Insomania
i haven't been able to sleep for the past few weeks now. i find myself drinking green tea lattes almost every day. i don't know what's happening to me.
i think too much. people tell me this, and i'm beginning to believe it. i feel like i have so many thoughts in my head that i just can't get them out fast enough or in time. is this why i forget things (like names) so easily?
i sing to my self that i never want to regret anything. it's weird because i feel like i've done something bad to lose it all. after 4 years, now what, i tell myself. go to graduate school and get a great job? really: is this what it all comes down to?
i still don't have any housing in syracuse. i don't know where i'm going to live because i lost the house i had initially. this stuff isn't easy.

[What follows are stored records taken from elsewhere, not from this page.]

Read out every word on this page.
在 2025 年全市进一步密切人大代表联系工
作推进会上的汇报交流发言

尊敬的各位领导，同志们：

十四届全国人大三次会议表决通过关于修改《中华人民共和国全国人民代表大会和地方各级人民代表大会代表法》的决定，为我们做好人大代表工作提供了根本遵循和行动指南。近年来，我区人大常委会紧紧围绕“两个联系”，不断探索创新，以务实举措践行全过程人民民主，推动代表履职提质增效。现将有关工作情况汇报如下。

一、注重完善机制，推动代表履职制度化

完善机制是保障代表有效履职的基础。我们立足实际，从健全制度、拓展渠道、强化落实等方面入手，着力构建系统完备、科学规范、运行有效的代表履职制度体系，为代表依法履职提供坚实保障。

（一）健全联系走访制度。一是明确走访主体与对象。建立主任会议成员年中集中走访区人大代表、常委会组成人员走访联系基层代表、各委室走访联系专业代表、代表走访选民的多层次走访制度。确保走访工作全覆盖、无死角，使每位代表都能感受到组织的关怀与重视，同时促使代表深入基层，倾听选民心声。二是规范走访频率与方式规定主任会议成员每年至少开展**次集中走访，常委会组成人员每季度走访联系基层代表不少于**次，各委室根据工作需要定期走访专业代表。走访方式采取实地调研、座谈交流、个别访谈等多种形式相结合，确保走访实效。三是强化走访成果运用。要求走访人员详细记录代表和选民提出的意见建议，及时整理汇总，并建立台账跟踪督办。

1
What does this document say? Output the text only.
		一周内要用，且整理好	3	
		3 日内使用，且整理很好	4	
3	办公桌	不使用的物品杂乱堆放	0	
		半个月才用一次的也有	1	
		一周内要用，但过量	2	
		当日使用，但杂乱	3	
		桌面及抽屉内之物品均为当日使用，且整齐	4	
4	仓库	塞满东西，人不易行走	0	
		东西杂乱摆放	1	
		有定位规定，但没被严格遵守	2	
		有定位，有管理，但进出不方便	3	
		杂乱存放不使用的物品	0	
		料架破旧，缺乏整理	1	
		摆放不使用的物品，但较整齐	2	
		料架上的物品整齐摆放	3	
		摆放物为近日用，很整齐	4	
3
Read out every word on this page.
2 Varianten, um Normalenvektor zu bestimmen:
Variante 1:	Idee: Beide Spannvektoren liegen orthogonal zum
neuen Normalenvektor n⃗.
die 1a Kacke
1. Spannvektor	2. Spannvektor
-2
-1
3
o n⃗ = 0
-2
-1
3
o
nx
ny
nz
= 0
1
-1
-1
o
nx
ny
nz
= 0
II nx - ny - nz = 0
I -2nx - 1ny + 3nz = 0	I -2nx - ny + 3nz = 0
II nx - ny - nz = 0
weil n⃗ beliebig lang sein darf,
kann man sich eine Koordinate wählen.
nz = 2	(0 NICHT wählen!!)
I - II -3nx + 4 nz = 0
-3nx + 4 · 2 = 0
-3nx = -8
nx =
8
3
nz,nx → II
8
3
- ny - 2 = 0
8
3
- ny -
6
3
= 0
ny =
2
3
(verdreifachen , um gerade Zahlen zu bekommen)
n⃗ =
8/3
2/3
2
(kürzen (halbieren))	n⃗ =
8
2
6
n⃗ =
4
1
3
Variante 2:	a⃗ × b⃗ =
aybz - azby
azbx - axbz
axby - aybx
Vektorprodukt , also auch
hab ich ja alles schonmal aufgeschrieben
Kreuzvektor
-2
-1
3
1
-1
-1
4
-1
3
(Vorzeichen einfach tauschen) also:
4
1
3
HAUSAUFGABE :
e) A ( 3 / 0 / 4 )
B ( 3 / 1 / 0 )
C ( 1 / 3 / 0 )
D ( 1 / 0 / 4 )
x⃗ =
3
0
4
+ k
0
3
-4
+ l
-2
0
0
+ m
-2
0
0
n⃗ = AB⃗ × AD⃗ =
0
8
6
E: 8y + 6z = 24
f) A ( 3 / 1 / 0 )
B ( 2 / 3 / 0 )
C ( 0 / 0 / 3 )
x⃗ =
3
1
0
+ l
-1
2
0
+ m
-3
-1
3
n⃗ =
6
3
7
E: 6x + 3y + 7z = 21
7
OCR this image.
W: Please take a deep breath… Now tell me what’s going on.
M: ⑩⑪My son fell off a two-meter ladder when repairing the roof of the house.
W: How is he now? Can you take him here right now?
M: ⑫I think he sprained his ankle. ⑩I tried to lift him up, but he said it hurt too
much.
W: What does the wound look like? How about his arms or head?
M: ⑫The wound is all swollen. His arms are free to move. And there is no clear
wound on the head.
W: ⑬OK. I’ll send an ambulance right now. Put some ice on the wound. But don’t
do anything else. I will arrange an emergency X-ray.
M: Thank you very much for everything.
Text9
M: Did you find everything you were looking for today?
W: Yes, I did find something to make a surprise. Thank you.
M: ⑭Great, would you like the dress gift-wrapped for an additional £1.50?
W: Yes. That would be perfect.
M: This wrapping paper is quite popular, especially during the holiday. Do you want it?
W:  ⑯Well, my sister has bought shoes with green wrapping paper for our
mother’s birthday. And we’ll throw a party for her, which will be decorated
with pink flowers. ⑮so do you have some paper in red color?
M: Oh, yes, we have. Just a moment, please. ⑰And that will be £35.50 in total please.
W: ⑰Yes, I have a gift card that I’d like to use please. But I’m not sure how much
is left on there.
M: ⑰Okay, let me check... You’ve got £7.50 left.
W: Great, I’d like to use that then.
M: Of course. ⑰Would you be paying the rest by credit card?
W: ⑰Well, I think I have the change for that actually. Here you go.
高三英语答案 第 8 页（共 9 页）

the one thing i really want to do at this point is travel. i want to be a non-revenue united first class passenger forever. flying internationally in the united first cabin is amazing. they say things like: would you like hot fudge on your sundae? would you like a freshly-baked chocolate chip cookie? mr. resuello, which entree would you like for dinner this evening? water: still or sparkling? may i offer you some champagne before take off?
i love traveling. i wish i could defer graduate school--i actually wish that graduate school didn't have to start so soon. july 5!?! seriously!??! that's about 1 month away. it's ridiculous.
anyway... those are my random thoughts. by the way, i love it when i wake up to phone calls. it's so nice nearing them in the morning. it's then that i know that i've started my day too late.
off to try to sleep. 09.45 meeting tomorrow morning + sleep at 04.30 = less than 4 hours of sleep. time for another green tea latte.